Kisah Nabi Yaqub; Nabi yang Dimusuhi Saudara Kembarnya

Penutur Ulang Lukman Hakim Zuhdi

Perselisihan, permusuhan dan konflik antara saudara kandung rupanya tidak saja terjadi pada manusia biasa. Seorang nabi dan rasul pilihan Allah SWT yang bernama Yaqub pun mengalami hal tersebut. Seperti tercatat dalam berbagai buku sejarah, Nabi Yaqub ‘alaihis salam terlahir dari pasangan Nabi Ishaq ‘alaihis salam dan Rifqah binti A’zar. Kakek Nabi Yaqub bernama Nabi Ibrahim ‘alaihis salam. Sementara ibu Nabi Yaqub adalah keponakan dari Nabi Ibrahim.

Nabi Yaqub bisa menghirup udara dunia ini tidak lama setelah Aish dilahirkan. Dengan demikian, Aish dan Nabi Yaqub sesungguhnya saudara kembar. Dalam perjalanan waktu, Nabi Ishaq lebih menyayangi Aish dengan alasan lahir lebih dulu, meski Nabi Yaqub juga dimanjakan. Sedang Rifqah lebih menyayangi Nabi Yaqub karena ia lebih kecil. Selain itu, Aish yang ahli berburu dan pandai mendapatkan kijang sering meladeni Nabi Ishaq yang sudah tua dan tidak dapat melihat lagi. Sebaliknya, Nabi Yaqub sangat pendiam dan lebih senang berada di rumah untuk mempelajari ilmu agama.

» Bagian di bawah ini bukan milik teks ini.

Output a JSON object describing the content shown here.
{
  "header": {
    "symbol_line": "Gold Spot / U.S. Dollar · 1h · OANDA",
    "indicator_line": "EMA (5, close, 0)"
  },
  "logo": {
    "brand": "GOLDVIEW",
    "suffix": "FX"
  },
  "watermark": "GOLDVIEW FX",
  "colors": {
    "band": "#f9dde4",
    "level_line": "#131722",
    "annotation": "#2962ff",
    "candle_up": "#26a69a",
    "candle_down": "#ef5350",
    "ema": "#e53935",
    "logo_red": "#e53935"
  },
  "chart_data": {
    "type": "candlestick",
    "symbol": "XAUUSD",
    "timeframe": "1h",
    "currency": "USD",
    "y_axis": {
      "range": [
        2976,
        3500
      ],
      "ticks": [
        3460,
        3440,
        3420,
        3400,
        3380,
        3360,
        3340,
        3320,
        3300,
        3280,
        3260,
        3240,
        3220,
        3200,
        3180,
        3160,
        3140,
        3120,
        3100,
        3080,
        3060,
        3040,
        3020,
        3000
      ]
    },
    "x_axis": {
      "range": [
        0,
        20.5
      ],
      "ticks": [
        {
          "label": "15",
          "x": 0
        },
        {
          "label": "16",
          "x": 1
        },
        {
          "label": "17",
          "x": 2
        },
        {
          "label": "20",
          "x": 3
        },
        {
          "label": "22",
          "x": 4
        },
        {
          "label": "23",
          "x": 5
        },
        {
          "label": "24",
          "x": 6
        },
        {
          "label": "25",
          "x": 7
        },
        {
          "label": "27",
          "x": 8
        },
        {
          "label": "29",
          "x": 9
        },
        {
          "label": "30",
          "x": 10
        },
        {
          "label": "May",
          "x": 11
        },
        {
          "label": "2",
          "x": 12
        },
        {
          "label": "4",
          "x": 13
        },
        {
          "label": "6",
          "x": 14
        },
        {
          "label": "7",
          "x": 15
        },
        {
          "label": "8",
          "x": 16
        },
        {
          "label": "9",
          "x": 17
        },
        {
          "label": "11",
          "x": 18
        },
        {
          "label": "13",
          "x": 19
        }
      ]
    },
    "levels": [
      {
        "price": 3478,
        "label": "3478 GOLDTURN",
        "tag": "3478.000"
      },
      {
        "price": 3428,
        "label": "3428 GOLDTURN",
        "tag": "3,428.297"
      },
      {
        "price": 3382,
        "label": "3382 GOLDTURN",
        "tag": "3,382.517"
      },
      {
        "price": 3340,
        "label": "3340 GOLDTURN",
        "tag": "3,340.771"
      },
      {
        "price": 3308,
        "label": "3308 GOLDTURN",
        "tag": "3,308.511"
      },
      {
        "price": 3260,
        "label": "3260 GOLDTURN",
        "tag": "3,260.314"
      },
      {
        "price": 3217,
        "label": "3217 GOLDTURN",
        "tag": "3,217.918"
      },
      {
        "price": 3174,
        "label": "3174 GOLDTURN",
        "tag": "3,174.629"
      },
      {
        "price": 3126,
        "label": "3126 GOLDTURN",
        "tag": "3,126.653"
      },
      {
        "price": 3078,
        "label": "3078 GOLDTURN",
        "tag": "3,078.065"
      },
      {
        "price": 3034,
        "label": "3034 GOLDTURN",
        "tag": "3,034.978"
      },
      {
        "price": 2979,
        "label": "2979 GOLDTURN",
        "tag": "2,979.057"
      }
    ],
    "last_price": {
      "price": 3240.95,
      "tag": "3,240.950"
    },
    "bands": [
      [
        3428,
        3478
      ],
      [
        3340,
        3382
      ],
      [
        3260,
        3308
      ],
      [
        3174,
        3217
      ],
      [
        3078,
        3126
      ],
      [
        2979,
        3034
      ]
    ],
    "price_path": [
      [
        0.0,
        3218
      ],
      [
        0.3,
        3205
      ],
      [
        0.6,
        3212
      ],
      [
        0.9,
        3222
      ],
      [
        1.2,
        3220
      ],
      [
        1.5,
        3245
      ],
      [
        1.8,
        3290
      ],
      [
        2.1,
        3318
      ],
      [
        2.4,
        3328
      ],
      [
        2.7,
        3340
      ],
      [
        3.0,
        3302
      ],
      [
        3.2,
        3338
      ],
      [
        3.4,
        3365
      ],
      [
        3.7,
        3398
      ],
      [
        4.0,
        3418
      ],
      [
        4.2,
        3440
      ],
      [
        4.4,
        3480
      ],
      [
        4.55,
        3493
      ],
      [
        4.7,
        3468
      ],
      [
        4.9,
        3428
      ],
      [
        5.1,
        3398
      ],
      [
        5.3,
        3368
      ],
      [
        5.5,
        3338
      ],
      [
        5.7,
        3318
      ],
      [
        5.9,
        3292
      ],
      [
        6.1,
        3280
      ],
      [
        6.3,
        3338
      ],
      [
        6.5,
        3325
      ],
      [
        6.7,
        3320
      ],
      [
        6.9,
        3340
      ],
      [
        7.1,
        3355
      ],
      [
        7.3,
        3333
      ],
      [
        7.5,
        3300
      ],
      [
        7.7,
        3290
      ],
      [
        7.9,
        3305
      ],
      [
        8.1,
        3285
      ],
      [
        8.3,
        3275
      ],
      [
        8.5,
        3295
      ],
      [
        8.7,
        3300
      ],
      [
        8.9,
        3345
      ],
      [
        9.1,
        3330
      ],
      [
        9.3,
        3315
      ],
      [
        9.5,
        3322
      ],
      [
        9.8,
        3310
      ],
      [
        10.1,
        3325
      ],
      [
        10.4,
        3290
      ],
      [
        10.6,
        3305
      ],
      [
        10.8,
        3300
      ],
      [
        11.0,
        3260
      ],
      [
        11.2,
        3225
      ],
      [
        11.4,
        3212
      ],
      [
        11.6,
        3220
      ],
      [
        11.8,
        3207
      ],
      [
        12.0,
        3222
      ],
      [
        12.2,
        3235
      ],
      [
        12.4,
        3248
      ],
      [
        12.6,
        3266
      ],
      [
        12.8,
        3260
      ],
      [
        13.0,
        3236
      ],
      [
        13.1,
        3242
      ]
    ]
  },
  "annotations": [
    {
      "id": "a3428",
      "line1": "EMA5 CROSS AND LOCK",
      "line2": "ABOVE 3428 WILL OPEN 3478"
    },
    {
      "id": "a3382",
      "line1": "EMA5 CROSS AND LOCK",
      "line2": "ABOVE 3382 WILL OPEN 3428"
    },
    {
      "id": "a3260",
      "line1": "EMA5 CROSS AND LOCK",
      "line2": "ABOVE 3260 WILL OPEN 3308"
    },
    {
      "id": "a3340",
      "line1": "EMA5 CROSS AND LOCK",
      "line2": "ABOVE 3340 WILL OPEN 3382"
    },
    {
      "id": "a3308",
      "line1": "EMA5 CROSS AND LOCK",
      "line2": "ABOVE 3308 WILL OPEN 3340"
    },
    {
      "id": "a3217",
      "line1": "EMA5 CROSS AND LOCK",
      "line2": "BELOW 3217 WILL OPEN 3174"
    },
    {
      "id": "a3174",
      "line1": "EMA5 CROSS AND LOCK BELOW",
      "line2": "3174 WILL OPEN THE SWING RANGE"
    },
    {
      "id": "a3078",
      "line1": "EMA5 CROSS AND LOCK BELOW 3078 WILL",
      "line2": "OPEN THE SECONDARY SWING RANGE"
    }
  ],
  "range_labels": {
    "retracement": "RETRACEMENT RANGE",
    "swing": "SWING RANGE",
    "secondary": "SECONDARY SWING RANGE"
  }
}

Sejak kecil, Nabi Yaqub dan Aish tidak pernah hidup rukun. Suasana kedamaian sepertinya terus menjauh dari kakak beradik ini. Keduanya tidak mau saling menaruh kasih sayang. Lambat laun hubungan keduanya malah memburuk dan menegang. Aish bahkan memiliki dendam dan iri hati terhadap Nabi Yaqub. Pasal, Aish mengetahui bahwa hanya Nabi Yaqub yang diajukan ibunya, ketika Nabi Ishaq meminta kedatangan anak-anaknya untuk diberkahi dan didoakan. Adapun Aish tidak diberitahu, sehingga tidak mendapat kesempatan memperoleh berkah dan doa dari sang Ayah.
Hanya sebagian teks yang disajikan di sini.